The Fed plays the tune, and the rest of the world's central banks hum along.

On Monday 08:30 New York time, an hour before the Wall Street bell rang again, the Federal Reserve Board cut interest rates by 50 basis points. Central banks elsewhere faithfully coordinated their rates. What about Israel?

This coming Monday is the last Monday of the month, the time the Bank of Israel traditionally announces lending rates for the following month. Will it too lower rates for October?

If it's good for the euro bloc, Britain, Denmark, Switzerland, Hong Kong and Taiwan, to name but a few, wouldn't it be good for Israel too?

Is our economy growing like a weed while their economies wither? Is employment here satisfactory? Is the Israeli economy really so special, or is our central bank governor totally detached?

First we should ask why the Fed lowered interest rates. To sum up its announcement, it said that due to the tragic circumstances, it had decided to grant growth greater priority than price stability.

Preferring growth over stable prices, for however short a term, challenges the Bank of Israel's tradition.

The Israeli and American economies have factors in common. Both are sinking into recession, both are plagued with unemployment (it's worse here).

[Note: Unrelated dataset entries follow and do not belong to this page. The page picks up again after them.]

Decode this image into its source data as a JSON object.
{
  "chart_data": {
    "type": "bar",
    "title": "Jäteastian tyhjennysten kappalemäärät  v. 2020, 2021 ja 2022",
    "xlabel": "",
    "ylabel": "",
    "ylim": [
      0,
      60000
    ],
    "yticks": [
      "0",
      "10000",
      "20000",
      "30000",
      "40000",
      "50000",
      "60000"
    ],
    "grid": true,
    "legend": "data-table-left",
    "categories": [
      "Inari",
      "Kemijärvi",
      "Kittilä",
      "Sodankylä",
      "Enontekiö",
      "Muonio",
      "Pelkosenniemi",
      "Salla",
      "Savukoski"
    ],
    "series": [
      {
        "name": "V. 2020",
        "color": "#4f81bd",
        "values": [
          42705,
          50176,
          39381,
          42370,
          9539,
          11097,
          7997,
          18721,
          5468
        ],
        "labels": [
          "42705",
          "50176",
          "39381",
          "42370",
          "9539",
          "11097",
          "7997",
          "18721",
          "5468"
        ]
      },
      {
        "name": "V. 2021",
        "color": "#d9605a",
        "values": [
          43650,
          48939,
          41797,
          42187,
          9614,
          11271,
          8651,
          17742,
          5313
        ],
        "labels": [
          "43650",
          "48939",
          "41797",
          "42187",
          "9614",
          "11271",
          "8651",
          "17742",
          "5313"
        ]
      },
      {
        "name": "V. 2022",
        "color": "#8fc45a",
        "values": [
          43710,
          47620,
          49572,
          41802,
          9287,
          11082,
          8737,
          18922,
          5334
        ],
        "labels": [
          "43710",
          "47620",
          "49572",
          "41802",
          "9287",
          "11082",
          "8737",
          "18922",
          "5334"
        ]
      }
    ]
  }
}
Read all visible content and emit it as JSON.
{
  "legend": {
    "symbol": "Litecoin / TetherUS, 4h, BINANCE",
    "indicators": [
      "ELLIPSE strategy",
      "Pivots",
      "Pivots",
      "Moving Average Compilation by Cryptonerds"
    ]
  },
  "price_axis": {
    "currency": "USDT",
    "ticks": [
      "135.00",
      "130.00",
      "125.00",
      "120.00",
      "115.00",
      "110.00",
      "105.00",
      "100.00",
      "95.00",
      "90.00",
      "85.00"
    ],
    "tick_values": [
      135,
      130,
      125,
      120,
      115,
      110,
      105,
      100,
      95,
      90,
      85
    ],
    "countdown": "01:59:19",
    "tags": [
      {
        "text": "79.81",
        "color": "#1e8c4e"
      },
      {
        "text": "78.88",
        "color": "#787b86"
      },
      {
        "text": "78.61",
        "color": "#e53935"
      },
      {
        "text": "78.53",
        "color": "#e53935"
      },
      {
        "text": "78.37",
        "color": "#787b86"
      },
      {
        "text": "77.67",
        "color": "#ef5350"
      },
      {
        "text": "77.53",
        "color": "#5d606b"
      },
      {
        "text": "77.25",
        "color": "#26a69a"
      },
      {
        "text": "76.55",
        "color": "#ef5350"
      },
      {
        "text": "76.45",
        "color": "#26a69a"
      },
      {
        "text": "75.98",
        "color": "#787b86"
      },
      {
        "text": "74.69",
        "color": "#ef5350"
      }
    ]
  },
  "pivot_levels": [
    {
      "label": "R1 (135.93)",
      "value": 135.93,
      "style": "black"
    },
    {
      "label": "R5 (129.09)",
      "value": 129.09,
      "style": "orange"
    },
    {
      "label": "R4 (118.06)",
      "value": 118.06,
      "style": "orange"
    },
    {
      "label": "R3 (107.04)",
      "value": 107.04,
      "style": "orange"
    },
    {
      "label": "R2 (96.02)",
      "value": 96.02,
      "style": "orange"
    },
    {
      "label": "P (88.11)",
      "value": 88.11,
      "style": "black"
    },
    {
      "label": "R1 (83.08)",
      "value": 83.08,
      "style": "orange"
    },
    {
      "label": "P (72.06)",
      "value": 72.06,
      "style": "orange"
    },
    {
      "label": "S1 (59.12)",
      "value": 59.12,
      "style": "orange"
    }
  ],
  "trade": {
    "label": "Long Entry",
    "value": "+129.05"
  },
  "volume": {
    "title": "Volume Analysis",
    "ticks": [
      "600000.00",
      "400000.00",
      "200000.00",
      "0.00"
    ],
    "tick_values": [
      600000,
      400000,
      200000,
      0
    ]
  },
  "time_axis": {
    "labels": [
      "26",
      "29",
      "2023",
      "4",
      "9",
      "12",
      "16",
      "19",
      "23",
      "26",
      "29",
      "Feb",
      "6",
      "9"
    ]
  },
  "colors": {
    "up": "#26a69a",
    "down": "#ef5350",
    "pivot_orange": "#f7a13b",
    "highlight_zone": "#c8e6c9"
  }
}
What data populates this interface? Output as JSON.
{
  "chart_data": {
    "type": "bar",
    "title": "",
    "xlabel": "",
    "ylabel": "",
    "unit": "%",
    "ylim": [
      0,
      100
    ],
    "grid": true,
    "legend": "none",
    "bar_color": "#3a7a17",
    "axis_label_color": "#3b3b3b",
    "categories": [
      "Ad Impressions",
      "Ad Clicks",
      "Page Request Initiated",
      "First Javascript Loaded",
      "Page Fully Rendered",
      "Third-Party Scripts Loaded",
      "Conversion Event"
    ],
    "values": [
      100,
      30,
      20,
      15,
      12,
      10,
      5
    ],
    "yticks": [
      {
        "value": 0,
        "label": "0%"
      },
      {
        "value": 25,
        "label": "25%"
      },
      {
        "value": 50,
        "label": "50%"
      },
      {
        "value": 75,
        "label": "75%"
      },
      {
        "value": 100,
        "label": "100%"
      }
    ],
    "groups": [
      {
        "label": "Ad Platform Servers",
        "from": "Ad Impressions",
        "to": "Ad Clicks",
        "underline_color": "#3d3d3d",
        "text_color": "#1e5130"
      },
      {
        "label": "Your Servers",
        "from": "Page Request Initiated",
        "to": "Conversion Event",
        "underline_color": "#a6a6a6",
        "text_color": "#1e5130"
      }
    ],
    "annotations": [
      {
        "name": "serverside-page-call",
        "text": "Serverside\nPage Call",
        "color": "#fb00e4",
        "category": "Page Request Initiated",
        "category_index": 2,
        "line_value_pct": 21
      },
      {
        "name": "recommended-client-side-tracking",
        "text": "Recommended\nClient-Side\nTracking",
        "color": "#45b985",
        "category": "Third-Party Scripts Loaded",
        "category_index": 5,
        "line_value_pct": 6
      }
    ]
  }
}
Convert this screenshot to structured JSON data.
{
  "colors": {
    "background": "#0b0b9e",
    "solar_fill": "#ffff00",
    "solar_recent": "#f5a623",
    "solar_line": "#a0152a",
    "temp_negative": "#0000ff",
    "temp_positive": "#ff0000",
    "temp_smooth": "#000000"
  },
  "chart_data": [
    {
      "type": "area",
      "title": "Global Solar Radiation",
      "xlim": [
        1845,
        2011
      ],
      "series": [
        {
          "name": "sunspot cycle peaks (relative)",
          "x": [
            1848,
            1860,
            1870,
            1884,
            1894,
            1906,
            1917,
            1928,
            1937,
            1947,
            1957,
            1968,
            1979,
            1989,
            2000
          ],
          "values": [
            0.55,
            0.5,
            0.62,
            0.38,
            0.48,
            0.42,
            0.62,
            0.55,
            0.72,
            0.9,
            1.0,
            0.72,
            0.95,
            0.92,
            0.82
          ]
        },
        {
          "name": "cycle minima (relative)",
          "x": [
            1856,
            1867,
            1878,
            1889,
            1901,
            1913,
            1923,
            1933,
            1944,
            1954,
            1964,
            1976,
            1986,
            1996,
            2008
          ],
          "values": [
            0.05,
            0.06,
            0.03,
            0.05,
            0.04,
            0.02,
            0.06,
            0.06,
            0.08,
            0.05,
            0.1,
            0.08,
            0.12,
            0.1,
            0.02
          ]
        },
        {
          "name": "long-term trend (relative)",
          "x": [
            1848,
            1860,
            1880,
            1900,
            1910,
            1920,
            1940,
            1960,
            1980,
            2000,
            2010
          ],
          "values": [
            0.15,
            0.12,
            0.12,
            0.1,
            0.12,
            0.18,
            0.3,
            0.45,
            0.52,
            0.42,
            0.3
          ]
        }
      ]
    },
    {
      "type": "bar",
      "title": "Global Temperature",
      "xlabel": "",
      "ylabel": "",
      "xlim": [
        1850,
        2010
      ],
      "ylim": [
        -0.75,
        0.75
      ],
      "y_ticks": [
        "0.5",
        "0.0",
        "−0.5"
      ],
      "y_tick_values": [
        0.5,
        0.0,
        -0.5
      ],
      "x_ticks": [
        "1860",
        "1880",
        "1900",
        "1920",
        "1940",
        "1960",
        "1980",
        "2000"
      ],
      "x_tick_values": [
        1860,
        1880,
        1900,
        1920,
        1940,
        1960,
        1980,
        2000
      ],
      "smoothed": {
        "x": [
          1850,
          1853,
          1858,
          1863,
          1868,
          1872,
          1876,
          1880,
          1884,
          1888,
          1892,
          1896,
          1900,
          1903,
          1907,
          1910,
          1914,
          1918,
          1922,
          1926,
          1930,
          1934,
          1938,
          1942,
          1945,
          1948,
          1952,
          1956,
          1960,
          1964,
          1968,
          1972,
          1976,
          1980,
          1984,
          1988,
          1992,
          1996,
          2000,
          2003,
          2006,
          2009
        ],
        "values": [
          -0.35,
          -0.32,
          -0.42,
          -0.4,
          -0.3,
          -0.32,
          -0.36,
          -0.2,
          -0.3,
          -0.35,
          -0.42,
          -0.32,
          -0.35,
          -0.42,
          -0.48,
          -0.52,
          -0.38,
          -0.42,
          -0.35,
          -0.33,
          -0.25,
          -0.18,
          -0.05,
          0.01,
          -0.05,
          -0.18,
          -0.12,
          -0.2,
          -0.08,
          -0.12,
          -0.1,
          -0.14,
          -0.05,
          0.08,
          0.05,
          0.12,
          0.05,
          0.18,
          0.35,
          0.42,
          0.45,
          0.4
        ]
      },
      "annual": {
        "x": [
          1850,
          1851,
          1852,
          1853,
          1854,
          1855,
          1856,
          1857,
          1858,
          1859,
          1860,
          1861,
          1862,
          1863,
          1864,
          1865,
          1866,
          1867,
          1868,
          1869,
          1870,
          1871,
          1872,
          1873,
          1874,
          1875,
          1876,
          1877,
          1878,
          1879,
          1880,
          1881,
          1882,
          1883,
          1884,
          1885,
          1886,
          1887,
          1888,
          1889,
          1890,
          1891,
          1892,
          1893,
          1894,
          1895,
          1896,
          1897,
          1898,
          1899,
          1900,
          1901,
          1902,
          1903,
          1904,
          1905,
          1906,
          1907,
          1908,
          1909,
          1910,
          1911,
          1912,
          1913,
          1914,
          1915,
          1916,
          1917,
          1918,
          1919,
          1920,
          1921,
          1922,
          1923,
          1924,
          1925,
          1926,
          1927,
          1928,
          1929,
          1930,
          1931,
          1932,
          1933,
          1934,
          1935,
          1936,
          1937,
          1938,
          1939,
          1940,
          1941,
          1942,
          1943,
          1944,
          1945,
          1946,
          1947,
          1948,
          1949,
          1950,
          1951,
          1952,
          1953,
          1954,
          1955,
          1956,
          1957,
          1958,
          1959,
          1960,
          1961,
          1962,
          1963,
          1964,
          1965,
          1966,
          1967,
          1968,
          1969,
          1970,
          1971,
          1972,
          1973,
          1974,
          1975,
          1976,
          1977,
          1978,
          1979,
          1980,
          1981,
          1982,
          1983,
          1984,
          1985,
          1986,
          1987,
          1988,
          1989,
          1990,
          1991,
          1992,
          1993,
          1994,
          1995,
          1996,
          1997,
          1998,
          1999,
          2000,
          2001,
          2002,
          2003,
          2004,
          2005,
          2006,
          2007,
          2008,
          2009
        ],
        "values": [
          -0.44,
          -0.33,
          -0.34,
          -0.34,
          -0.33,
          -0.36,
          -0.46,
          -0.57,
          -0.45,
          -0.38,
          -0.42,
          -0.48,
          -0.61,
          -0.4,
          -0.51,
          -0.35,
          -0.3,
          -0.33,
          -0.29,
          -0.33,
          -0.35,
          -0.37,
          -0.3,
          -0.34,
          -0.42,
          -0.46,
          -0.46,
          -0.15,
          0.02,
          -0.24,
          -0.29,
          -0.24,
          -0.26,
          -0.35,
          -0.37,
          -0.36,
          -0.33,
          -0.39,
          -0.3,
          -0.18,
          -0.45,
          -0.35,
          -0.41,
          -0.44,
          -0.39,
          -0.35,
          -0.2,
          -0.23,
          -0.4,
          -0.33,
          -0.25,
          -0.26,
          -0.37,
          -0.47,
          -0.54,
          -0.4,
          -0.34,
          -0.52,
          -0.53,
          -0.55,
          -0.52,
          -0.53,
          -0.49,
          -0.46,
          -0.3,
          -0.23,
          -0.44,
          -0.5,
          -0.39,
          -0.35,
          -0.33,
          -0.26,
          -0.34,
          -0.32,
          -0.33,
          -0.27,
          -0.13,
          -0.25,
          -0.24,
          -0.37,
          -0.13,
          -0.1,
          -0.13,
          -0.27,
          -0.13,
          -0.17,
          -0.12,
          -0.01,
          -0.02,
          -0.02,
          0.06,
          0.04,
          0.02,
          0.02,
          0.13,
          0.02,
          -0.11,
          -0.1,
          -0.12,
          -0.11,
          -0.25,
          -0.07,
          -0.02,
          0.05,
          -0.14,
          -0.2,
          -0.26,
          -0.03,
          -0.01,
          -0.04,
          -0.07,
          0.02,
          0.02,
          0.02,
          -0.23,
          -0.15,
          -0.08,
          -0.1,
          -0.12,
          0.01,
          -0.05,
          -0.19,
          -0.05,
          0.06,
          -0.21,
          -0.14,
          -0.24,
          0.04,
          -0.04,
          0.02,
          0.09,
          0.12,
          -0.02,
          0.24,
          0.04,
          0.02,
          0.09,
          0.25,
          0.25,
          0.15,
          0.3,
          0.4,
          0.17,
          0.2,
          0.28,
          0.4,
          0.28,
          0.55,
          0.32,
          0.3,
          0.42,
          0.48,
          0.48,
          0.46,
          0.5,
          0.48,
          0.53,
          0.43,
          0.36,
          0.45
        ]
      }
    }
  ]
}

But there are also striking differences between the two economies, most immediately in that hijacked passenger planes did not crash into at the heart of Israel's business world. More generally, unlike Israel's habit of centralization, the American economy is wide open.

In Israel, changes in the currency market immediately affect price stability. Since rate changes affect the currency market, Israeli rate cuts sharply and quickly affect local prices.

Here's another difference: The main force driving the U.S. engine is private consumption. In Israel, it's exports. In 2000, export soared to new heights, only to slump badly together with the hi-tech industry this year.

Also, U.S. prices have been stable for years. Stable prices are a fundamental American working assumption. But price stability is relatively new here.

As for the countries that followed the U.S. example, most have also enjoyed stable prices for years, and are economically more powerful than Israel. Generally, their economies are even more open than that of the U.S., but more closed than Israel's. European countries trade chiefly with each other.

In light of all the above, the Bank of Israel does not have much wiggle room to lower interest rates, especially as the treasury has based its policies on optimistic growth forecasts extremely unlikely to materialize.

If the Bank of Israel cuts interest rates, it runs a real risk of missing inflation targets.

This year is pretty much in the pocket: Inflation for the 12 months ended in August was 1.7%, well below the 2.5% to 3.5% target set for 2001.

The target for 2002, 2% to 3%, is already in the red alarm zone, as inflation expectations have risen to 3.2%, going by bond returns.

It's true that financial markets are not operating under ideal conditions right now. There's a lot of background noise that makes sensible predictions ever harder to formulate. But the dynamic picture taking shape is that of rising inflation expectations and a weakening shekel, and that was true even before the terror attacks on the U.S.

Even though the Fed lowered rates eight times this year, and that short-term real interest is negative, the U.S. economy is still sinking into a recession after a decade of growth.

If the Bank of Israel prefers to maintain stable prices rather than encourage growth, it may even boost interest rates, not lower then further.